AI-Generated Code Looked Right, but the Data Was Wrong
Source: Dev.to
Background
I’m working on an AI Data Analyst in MLJAR Studio.
The idea is simple: you ask a question in natural language, the AI writes Python code, executes it, and shows the result.
Issue Encountered
While testing a medical data‑analysis use case with a diabetes CSV file, I noticed a discrepancy:
- The first task was to load data from a URL.
- The AI generated Pandas code using
pd.read_csv(). - The code executed without errors and displayed a DataFrame with the expected shape (768 rows × 9 columns).
However, inspecting the DataFrame revealed implausible values:
- In the first row, the Pregnancies column showed
148. Typical values are0, 1, 2, 6, 8, etc. - Other anomalies:
- Pregnancies contained values like
148, 85, 183. - Age contained values like
0and1. - The Outcome column was empty.
- Pregnancies contained values like
- The entire DataFrame appeared shifted.
Root Cause
The CSV file had a subtle formatting issue: an extra comma in the header row. Consequently, Pandas interpreted the first value of each row as the DataFrame index, causing all columns to shift left:
- The value
148was actually the Glucose measurement, not the number of pregnancies. - The Glucose column appeared under Pregnancies, Outcome appeared under Age, and the real Outcome column was empty.
Lessons Learned
- AI‑generated code can look correct: the notebook runs without errors, and the DataFrame displays nicely.
- Correct execution does not guarantee correct data: subtle data‑format issues can produce misleading results that Pandas does not flag.

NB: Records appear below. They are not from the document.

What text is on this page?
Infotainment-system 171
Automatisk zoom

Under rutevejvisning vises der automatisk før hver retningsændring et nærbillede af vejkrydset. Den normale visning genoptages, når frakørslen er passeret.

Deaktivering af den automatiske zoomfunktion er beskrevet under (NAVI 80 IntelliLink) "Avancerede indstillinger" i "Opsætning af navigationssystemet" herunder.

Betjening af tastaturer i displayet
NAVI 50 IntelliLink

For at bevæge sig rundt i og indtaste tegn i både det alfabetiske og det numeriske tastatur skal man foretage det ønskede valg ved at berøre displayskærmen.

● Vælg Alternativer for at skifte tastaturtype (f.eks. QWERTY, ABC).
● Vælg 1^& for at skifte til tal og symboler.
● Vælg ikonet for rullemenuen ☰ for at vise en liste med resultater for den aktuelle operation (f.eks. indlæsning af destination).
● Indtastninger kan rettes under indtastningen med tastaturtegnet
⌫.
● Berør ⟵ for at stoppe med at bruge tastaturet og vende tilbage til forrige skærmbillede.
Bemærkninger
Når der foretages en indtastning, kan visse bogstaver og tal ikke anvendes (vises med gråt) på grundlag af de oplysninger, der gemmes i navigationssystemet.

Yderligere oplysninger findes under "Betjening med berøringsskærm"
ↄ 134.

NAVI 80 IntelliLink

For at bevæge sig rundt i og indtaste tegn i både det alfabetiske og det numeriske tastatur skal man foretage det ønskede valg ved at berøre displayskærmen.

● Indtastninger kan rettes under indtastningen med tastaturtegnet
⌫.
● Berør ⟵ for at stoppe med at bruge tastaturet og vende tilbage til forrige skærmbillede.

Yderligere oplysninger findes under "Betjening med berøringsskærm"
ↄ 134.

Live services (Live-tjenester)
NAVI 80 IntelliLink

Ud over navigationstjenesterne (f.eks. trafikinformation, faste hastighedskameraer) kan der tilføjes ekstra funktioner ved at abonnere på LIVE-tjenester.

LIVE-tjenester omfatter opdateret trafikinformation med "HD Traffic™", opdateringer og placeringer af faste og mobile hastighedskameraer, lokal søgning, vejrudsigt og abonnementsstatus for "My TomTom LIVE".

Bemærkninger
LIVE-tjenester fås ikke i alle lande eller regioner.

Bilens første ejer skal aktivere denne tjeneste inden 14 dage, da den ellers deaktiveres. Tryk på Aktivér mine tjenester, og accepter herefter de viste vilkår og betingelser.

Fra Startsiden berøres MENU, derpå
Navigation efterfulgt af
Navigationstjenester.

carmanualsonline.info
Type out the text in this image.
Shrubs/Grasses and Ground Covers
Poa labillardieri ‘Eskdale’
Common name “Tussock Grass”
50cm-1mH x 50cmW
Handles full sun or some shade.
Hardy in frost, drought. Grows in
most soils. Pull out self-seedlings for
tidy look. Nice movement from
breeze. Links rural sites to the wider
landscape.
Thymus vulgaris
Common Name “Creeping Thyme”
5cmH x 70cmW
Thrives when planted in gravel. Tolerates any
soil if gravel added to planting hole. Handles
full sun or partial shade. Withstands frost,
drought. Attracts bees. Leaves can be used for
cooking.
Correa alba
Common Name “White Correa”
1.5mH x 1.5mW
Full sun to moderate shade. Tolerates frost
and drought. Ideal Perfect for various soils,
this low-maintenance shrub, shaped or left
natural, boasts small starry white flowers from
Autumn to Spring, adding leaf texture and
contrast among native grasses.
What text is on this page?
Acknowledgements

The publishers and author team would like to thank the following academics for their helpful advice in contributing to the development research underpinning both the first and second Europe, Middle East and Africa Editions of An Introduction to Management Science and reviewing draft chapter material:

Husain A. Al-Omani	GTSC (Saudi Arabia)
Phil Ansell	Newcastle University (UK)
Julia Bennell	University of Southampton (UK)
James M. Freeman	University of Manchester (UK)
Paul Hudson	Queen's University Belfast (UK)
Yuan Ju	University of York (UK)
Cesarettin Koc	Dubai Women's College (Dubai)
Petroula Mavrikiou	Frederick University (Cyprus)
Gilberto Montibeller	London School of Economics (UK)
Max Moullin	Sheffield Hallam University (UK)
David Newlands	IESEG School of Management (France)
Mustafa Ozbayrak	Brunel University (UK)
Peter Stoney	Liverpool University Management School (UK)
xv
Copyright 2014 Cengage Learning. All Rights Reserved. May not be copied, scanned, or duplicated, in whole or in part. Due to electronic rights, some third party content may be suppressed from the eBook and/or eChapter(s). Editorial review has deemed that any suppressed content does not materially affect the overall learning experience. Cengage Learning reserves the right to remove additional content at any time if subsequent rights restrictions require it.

- Output verification is essential. An LLM that inspects the generated output can catch suspicious values, missing columns, and odd statistics that a human might miss at first glance.
Recommended Workflow
- Ask AI to generate code.
- Execute the code.
- Display the output.
- Let AI inspect the output (e.g., check basic statistics, detect anomalies).
- Human review: apply common sense and domain knowledge to confirm the results.
This loop—code generation → execution → AI‑driven verification → human validation—helps ensure that the analysis is both fast and reliable.
Key question in data analysis:
Did the code run? → No, the more important question is: Does the output make sense?